Didn’t blame me. Didn’t scare me. July seventeenth. ”

Curious, Fox strolls closer to look. “Are you afraid you won’t remember?”

“No. I remember everything since the hospital.” Rose wraps her arm around my hips and lays her face on the side of my chest. “I just like writing these things down sometimes. It makes me happy to go back and revisit those memories.”

Alana flips all the way back to the beginning, her eyes softening as she reads, “Ollie bought me this book. I didn’t even ask.

He just did it because he knows I like to draw.

Added it to my list of things to pay him back for.

February eighteenth.” And then just beneath that, “Ollie discovered my list and tore it up. He wasn’t mad.

Feels good that he wasn’t mad. Made another list. February 21.

” And then a little further beneath that, way back when Liam was just a pair of eyes.

Wire-frame glasses. A shadow in the back of her mind.

“I feel awful for breaking Ollie’s mug. Replace it!

!!!!” Alana releases a gentle, sweet sigh.

“You underlined and added a half dozen exclamation marks after replace it.”

“Oh, boohoo to Rose and her mug. You should see the shit she said about me.” Eliza muscles her way back into our space, Hazel clinging to her side, and flips forward a couple of pages.

“Eliza fights for a living. WTF is wrong with her?” She moves to another page.

“Eliza is a total ass. She calls it tough love and training. I just think she likes the sound of her own voice. I would pop her in the nose if I didn’t think she’d kill me for it. ”

“It was a compliment,” Rose snickers. “You’re a world champion. That’s a big deal.”

“Yeah, it’s a big deal. Why don’t you try that popping me in the nose thing? See how it works out for you?”

“You stomped the imprint of your shoes into a certain someone’s face,” Billy grumbles. “You lack emotional regulation, Eliza. And you made it my professional problem to fix.”

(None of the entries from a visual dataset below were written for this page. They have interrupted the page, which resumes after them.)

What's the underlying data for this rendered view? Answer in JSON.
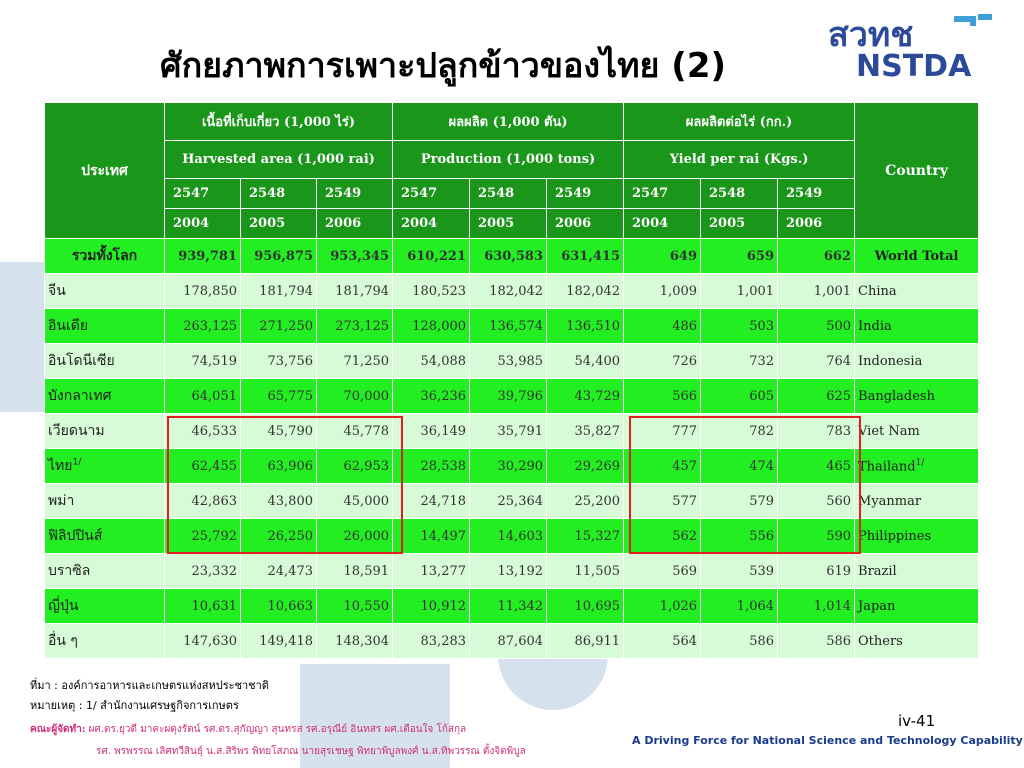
{
  "title": "ศักยภาพการเพาะปลูกข้าวของไทย (2)",
  "logo": {
    "top_text": "สวทช",
    "bottom_text": "NSTDA",
    "color": "#2b4b9a",
    "accent": "#3fa0d8"
  },
  "table": {
    "header": {
      "country_th": "ประเทศ",
      "country_en": "Country",
      "groups": [
        {
          "th": "เนื้อที่เก็บเกี่ยว (1,000 ไร่)",
          "en": "Harvested area (1,000 rai)"
        },
        {
          "th": "ผลผลิต (1,000 ตัน)",
          "en": "Production (1,000 tons)"
        },
        {
          "th": "ผลผลิตต่อไร่ (กก.)",
          "en": "Yield per rai (Kgs.)"
        }
      ],
      "years_th": [
        "2547",
        "2548",
        "2549"
      ],
      "years_en": [
        "2004",
        "2005",
        "2006"
      ]
    },
    "rows": [
      {
        "th": "รวมทั้งโลก",
        "en": "World Total",
        "area": [
          "939,781",
          "956,875",
          "953,345"
        ],
        "prod": [
          "610,221",
          "630,583",
          "631,415"
        ],
        "yield": [
          "649",
          "659",
          "662"
        ]
      },
      {
        "th": "จีน",
        "en": "China",
        "area": [
          "178,850",
          "181,794",
          "181,794"
        ],
        "prod": [
          "180,523",
          "182,042",
          "182,042"
        ],
        "yield": [
          "1,009",
          "1,001",
          "1,001"
        ]
      },
      {
        "th": "อินเดีย",
        "en": "India",
        "area": [
          "263,125",
          "271,250",
          "273,125"
        ],
        "prod": [
          "128,000",
          "136,574",
          "136,510"
        ],
        "yield": [
          "486",
          "503",
          "500"
        ]
      },
      {
        "th": "อินโดนีเซีย",
        "en": "Indonesia",
        "area": [
          "74,519",
          "73,756",
          "71,250"
        ],
        "prod": [
          "54,088",
          "53,985",
          "54,400"
        ],
        "yield": [
          "726",
          "732",
          "764"
        ]
      },
      {
        "th": "บังกลาเทศ",
        "en": "Bangladesh",
        "area": [
          "64,051",
          "65,775",
          "70,000"
        ],
        "prod": [
          "36,236",
          "39,796",
          "43,729"
        ],
        "yield": [
          "566",
          "605",
          "625"
        ]
      },
      {
        "th": "เวียดนาม",
        "en": "Viet Nam",
        "area": [
          "46,533",
          "45,790",
          "45,778"
        ],
        "prod": [
          "36,149",
          "35,791",
          "35,827"
        ],
        "yield": [
          "777",
          "782",
          "783"
        ]
      },
      {
        "th": "ไทย",
        "th_sup": "1/",
        "en": "Thailand",
        "en_sup": "1/",
        "area": [
          "62,455",
          "63,906",
          "62,953"
        ],
        "prod": [
          "28,538",
          "30,290",
          "29,269"
        ],
        "yield": [
          "457",
          "474",
          "465"
        ]
      },
      {
        "th": "พม่า",
        "en": "Myanmar",
        "area": [
          "42,863",
          "43,800",
          "45,000"
        ],
        "prod": [
          "24,718",
          "25,364",
          "25,200"
        ],
        "yield": [
          "577",
          "579",
          "560"
        ]
      },
      {
        "th": "ฟิลิปปินส์",
        "en": "Philippines",
        "area": [
          "25,792",
          "26,250",
          "26,000"
        ],
        "prod": [
          "14,497",
          "14,603",
          "15,327"
        ],
        "yield": [
          "562",
          "556",
          "590"
        ]
      },
      {
        "th": "บราซิล",
        "en": "Brazil",
        "area": [
          "23,332",
          "24,473",
          "18,591"
        ],
        "prod": [
          "13,277",
          "13,192",
          "11,505"
        ],
        "yield": [
          "569",
          "539",
          "619"
        ]
      },
      {
        "th": "ญี่ปุ่น",
        "en": "Japan",
        "area": [
          "10,631",
          "10,663",
          "10,550"
        ],
        "prod": [
          "10,912",
          "11,342",
          "10,695"
        ],
        "yield": [
          "1,026",
          "1,064",
          "1,014"
        ]
      },
      {
        "th": "อื่น ๆ",
        "en": "Others",
        "area": [
          "147,630",
          "149,418",
          "148,304"
        ],
        "prod": [
          "83,283",
          "87,604",
          "86,911"
        ],
        "yield": [
          "564",
          "586",
          "586"
        ]
      }
    ]
  },
  "notes": {
    "source": "ที่มา : องค์การอาหารและเกษตรแห่งสหประชาชาติ",
    "remark": "หมายเหตุ : 1/ สำนักงานเศรษฐกิจการเกษตร"
  },
  "credits": {
    "label": "คณะผู้จัดทำ:",
    "line1": "ผศ.ดร.ยุวดี มาคะผดุงรัตน์   รศ.ดร.สุกัญญา   สุนทรส   รศ.อรุณีย์ อินทสร   ผศ.เตือนใจ โก้สกุล",
    "line2": "รศ. พรพรรณ  เลิศทวีสินธุ์  น.ส.สิริพร  พิทยโสภณ  นายสุรเชษฐ พิทยาพิบูลพงศ์  น.ส.ทิพวรรณ  ตั้งจิตพิบูล"
  },
  "page_number": "iv-41",
  "tagline": "A Driving Force for National Science and Technology Capability",
  "colors": {
    "header_green": "#1a961a",
    "bright_green": "#22ee22",
    "light_green": "#d6fbd6",
    "highlight_red": "#e02020"
  }
}
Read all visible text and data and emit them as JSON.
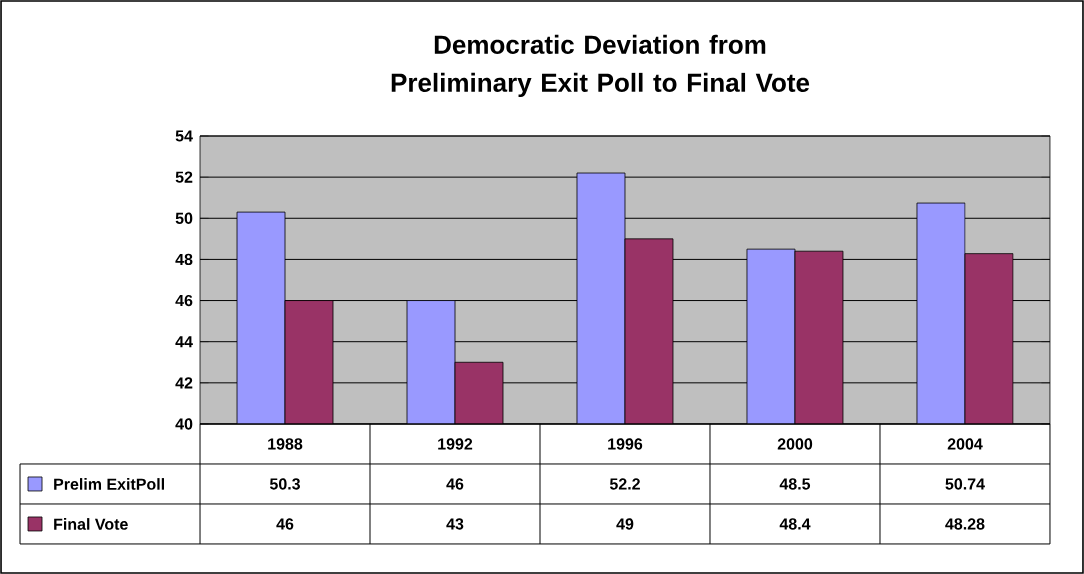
{
  "chart_data": {
    "type": "bar",
    "title": "Democratic Deviation from\nPreliminary Exit Poll to Final Vote",
    "categories": [
      "1988",
      "1992",
      "1996",
      "2000",
      "2004"
    ],
    "series": [
      {
        "name": "Prelim ExitPoll",
        "color": "#9999ff",
        "values": [
          50.3,
          46,
          52.2,
          48.5,
          50.74
        ]
      },
      {
        "name": "Final  Vote",
        "color": "#993366",
        "values": [
          46,
          43,
          49,
          48.4,
          48.28
        ]
      }
    ],
    "ylim": [
      40,
      54
    ],
    "yticks": [
      40,
      42,
      44,
      46,
      48,
      50,
      52,
      54
    ],
    "grid": "y",
    "legend": "bottom",
    "data_labels": true
  }
}
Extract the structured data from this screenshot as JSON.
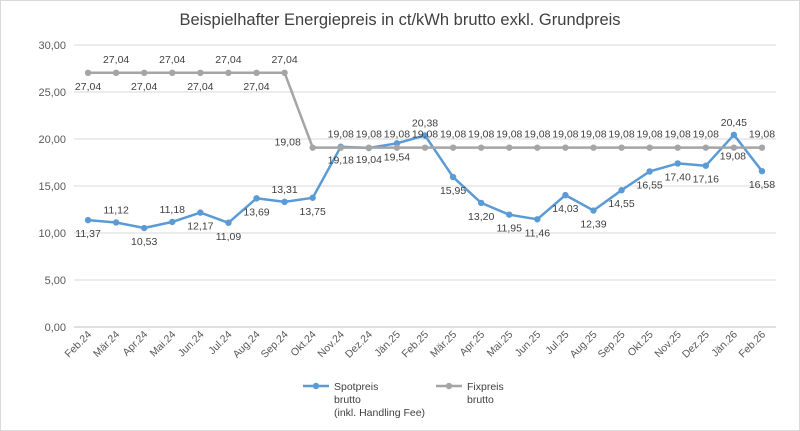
{
  "chart_data": {
    "type": "line",
    "title": "Beispielhafter Energiepreis in ct/kWh brutto exkl. Grundpreis",
    "xlabel": "",
    "ylabel": "",
    "ylim": [
      0,
      30
    ],
    "yticks": [
      "0,00",
      "5,00",
      "10,00",
      "15,00",
      "20,00",
      "25,00",
      "30,00"
    ],
    "grid": true,
    "legend_position": "bottom",
    "categories": [
      "Feb.24",
      "Mär.24",
      "Apr.24",
      "Mai.24",
      "Jun.24",
      "Jul.24",
      "Aug.24",
      "Sep.24",
      "Okt.24",
      "Nov.24",
      "Dez.24",
      "Jän.25",
      "Feb.25",
      "Mär.25",
      "Apr.25",
      "Mai.25",
      "Jun.25",
      "Jul.25",
      "Aug.25",
      "Sep.25",
      "Okt.25",
      "Nov.25",
      "Dez.25",
      "Jän.26",
      "Feb.26"
    ],
    "series": [
      {
        "name": "Spotpreis brutto (inkl. Handling Fee)",
        "legend_lines": [
          "Spotpreis",
          "brutto",
          "(inkl. Handling Fee)"
        ],
        "color": "#5b9bd5",
        "values": [
          11.37,
          11.12,
          10.53,
          11.18,
          12.17,
          11.09,
          13.69,
          13.31,
          13.75,
          19.18,
          19.04,
          19.54,
          20.38,
          15.95,
          13.2,
          11.95,
          11.46,
          14.03,
          12.39,
          14.55,
          16.55,
          17.4,
          17.16,
          20.45,
          16.58
        ],
        "labels": [
          "11,37",
          "11,12",
          "10,53",
          "11,18",
          "12,17",
          "11,09",
          "13,69",
          "13,31",
          "13,75",
          "19,18",
          "19,04",
          "19,54",
          "20,38",
          "15,95",
          "13,20",
          "11,95",
          "11,46",
          "14,03",
          "12,39",
          "14,55",
          "16,55",
          "17,40",
          "17,16",
          "20,45",
          "16,58"
        ]
      },
      {
        "name": "Fixpreis brutto",
        "legend_lines": [
          "Fixpreis",
          "brutto"
        ],
        "color": "#a5a5a5",
        "values": [
          27.04,
          27.04,
          27.04,
          27.04,
          27.04,
          27.04,
          27.04,
          27.04,
          19.08,
          19.08,
          19.08,
          19.08,
          19.08,
          19.08,
          19.08,
          19.08,
          19.08,
          19.08,
          19.08,
          19.08,
          19.08,
          19.08,
          19.08,
          19.08,
          19.08
        ],
        "labels": [
          "27,04",
          "27,04",
          "27,04",
          "27,04",
          "27,04",
          "27,04",
          "27,04",
          "27,04",
          "19,08",
          "19,08",
          "19,08",
          "19,08",
          "19,08",
          "19,08",
          "19,08",
          "19,08",
          "19,08",
          "19,08",
          "19,08",
          "19,08",
          "19,08",
          "19,08",
          "19,08",
          "19,08",
          "19,08"
        ]
      }
    ]
  }
}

“I lack emotional regulation?” She leans back against the edge of the counter. “Have you seen yourself in the mirror? Besides, if you were better at your job, you would’ve predicted I would do that shit and handled the scene accordingly. This was a failure on your part, not mine.”

“You’re cussing a lot in front of my baby sister.” Franky scoops Hazel straight out of Eliza’s grip, settling her on his hip. “Cussing is for people not intelligent enough to use their words properly.”

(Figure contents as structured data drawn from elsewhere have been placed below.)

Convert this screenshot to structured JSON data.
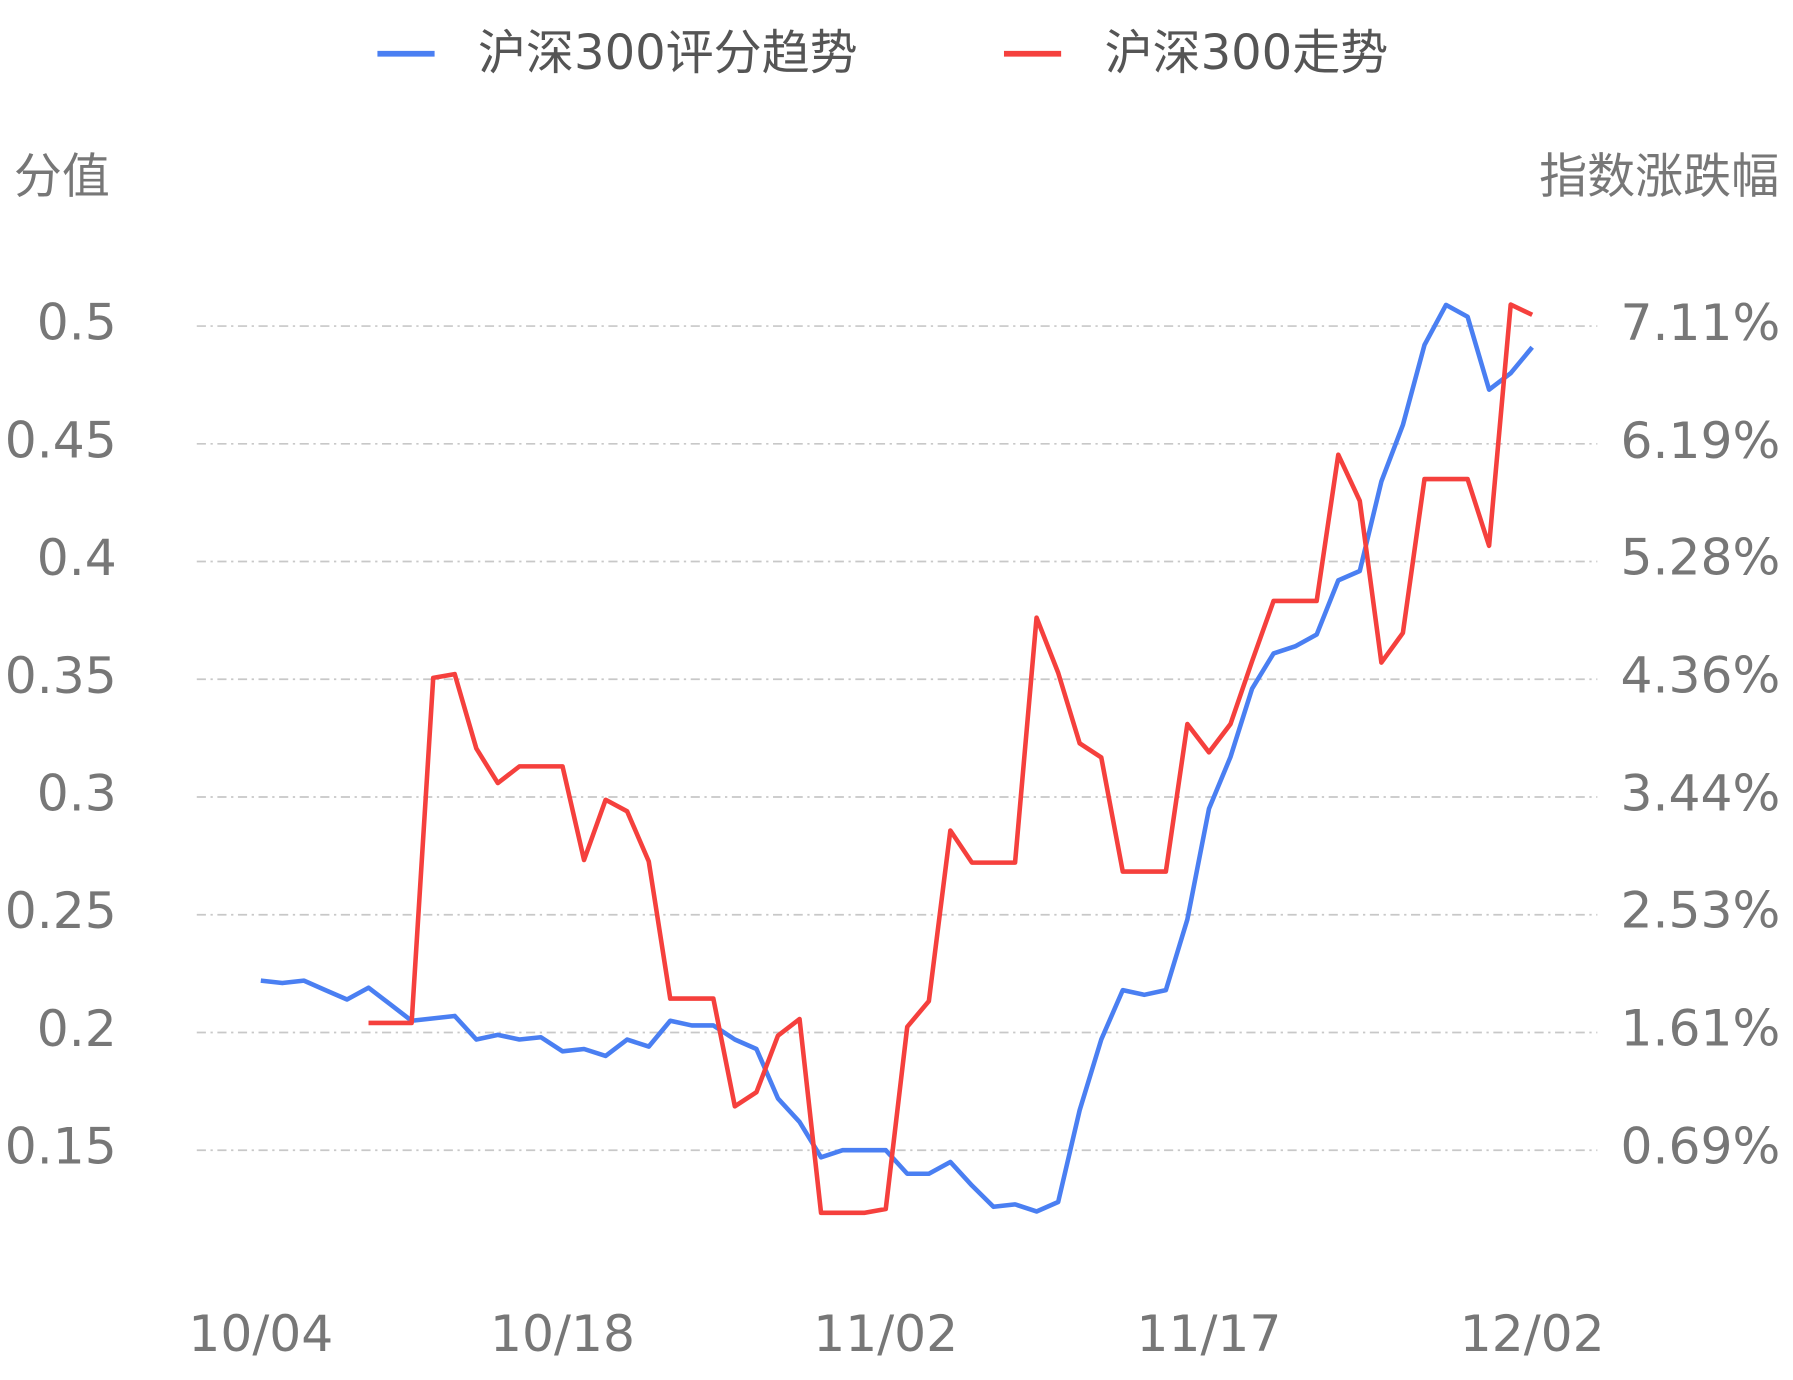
{
  "chart_data": {
    "type": "line",
    "ylabel": "分值",
    "y2label": "指数涨跌幅",
    "categories": [
      "10/04",
      null,
      null,
      null,
      null,
      null,
      null,
      null,
      null,
      null,
      null,
      null,
      null,
      null,
      "10/18",
      null,
      null,
      null,
      null,
      null,
      null,
      null,
      null,
      null,
      null,
      null,
      null,
      null,
      null,
      "11/02",
      null,
      null,
      null,
      null,
      null,
      null,
      null,
      null,
      null,
      null,
      null,
      null,
      null,
      null,
      "11/17",
      null,
      null,
      null,
      null,
      null,
      null,
      null,
      null,
      null,
      null,
      null,
      null,
      null,
      null,
      "12/02"
    ],
    "series": [
      {
        "name": "沪深300评分趋势",
        "color": "#4a7ff2",
        "values": [
          0.222,
          0.221,
          0.222,
          0.218,
          0.214,
          0.219,
          0.212,
          0.205,
          0.206,
          0.207,
          0.197,
          0.199,
          0.197,
          0.198,
          0.192,
          0.193,
          0.19,
          0.197,
          0.194,
          0.205,
          0.203,
          0.203,
          0.197,
          0.193,
          0.172,
          0.162,
          0.147,
          0.15,
          0.15,
          0.15,
          0.14,
          0.14,
          0.145,
          0.135,
          0.126,
          0.127,
          0.124,
          0.128,
          0.167,
          0.197,
          0.218,
          0.216,
          0.218,
          0.248,
          0.295,
          0.317,
          0.346,
          0.361,
          0.364,
          0.369,
          0.392,
          0.396,
          0.434,
          0.458,
          0.492,
          0.509,
          0.504,
          0.473,
          0.48,
          0.491
        ]
      },
      {
        "name": "沪深300走势",
        "color": "#f5403d",
        "axis": "y2",
        "values": [
          null,
          null,
          null,
          null,
          null,
          1.68,
          1.68,
          1.68,
          4.37,
          4.4,
          3.82,
          3.55,
          3.68,
          3.68,
          3.68,
          2.95,
          3.42,
          3.33,
          2.94,
          1.87,
          1.87,
          1.87,
          1.03,
          1.14,
          1.58,
          1.71,
          0.2,
          0.2,
          0.2,
          0.23,
          1.65,
          1.85,
          3.18,
          2.93,
          2.93,
          2.93,
          4.84,
          4.41,
          3.86,
          3.75,
          2.86,
          2.86,
          2.86,
          4.01,
          3.79,
          4.01,
          4.5,
          4.97,
          4.97,
          4.97,
          6.11,
          5.75,
          4.49,
          4.72,
          5.92,
          5.92,
          5.92,
          5.4,
          7.28,
          7.2
        ]
      }
    ],
    "ylim": [
      0.1,
      0.52
    ],
    "yticks": [
      0.15,
      0.2,
      0.25,
      0.3,
      0.35,
      0.4,
      0.45,
      0.5
    ],
    "y2lim": [
      -0.23,
      7.48
    ],
    "y2ticks": [
      {
        "value": 0.69,
        "label": "0.69%"
      },
      {
        "value": 1.61,
        "label": "1.61%"
      },
      {
        "value": 2.53,
        "label": "2.53%"
      },
      {
        "value": 3.44,
        "label": "3.44%"
      },
      {
        "value": 4.36,
        "label": "4.36%"
      },
      {
        "value": 5.28,
        "label": "5.28%"
      },
      {
        "value": 6.19,
        "label": "6.19%"
      },
      {
        "value": 7.11,
        "label": "7.11%"
      }
    ],
    "grid": true
  }
}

“It’s kinda cute how he’s got those Watkins genes, but it’s like they’re dormant,” Fox snickers. “For now. Someday, eventually, Watkins will come flying outta that mouth and shock us all.”

“You act like those Page genes aren’t the most vicious of them all.

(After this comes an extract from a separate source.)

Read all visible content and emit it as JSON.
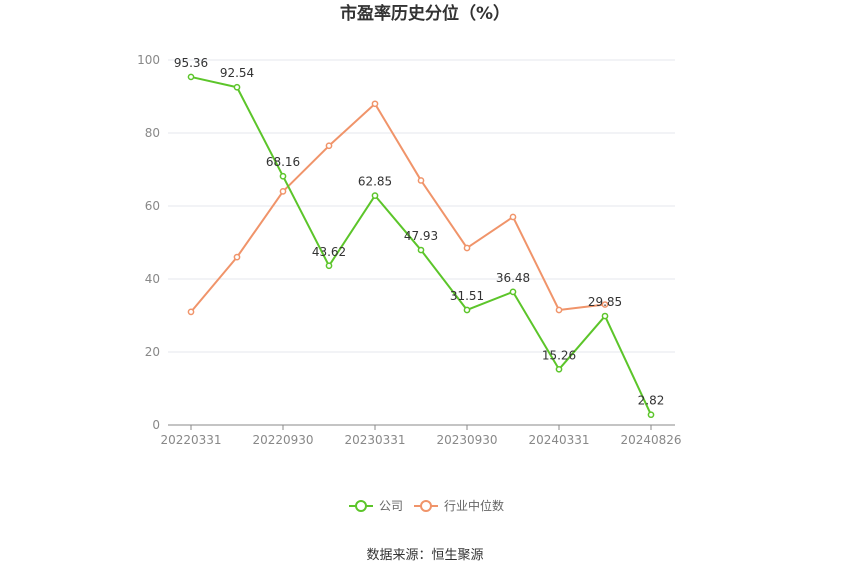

” Tommy crosses the kitchen, laughing and helping himself to my fridge, perusing its contents, and snagging a can of soda from the shelf.

Two cans, because he won’t consume a single morsel of any damn thing without first ensuring Alana has some of her own.

“Add in that Hazel will know Eliza as Aunty, and Aunty Eliza won’t sleep till she teaches Hazel how to crush a man’s skull under her boots.

These kids are gonna fuck some shit up.”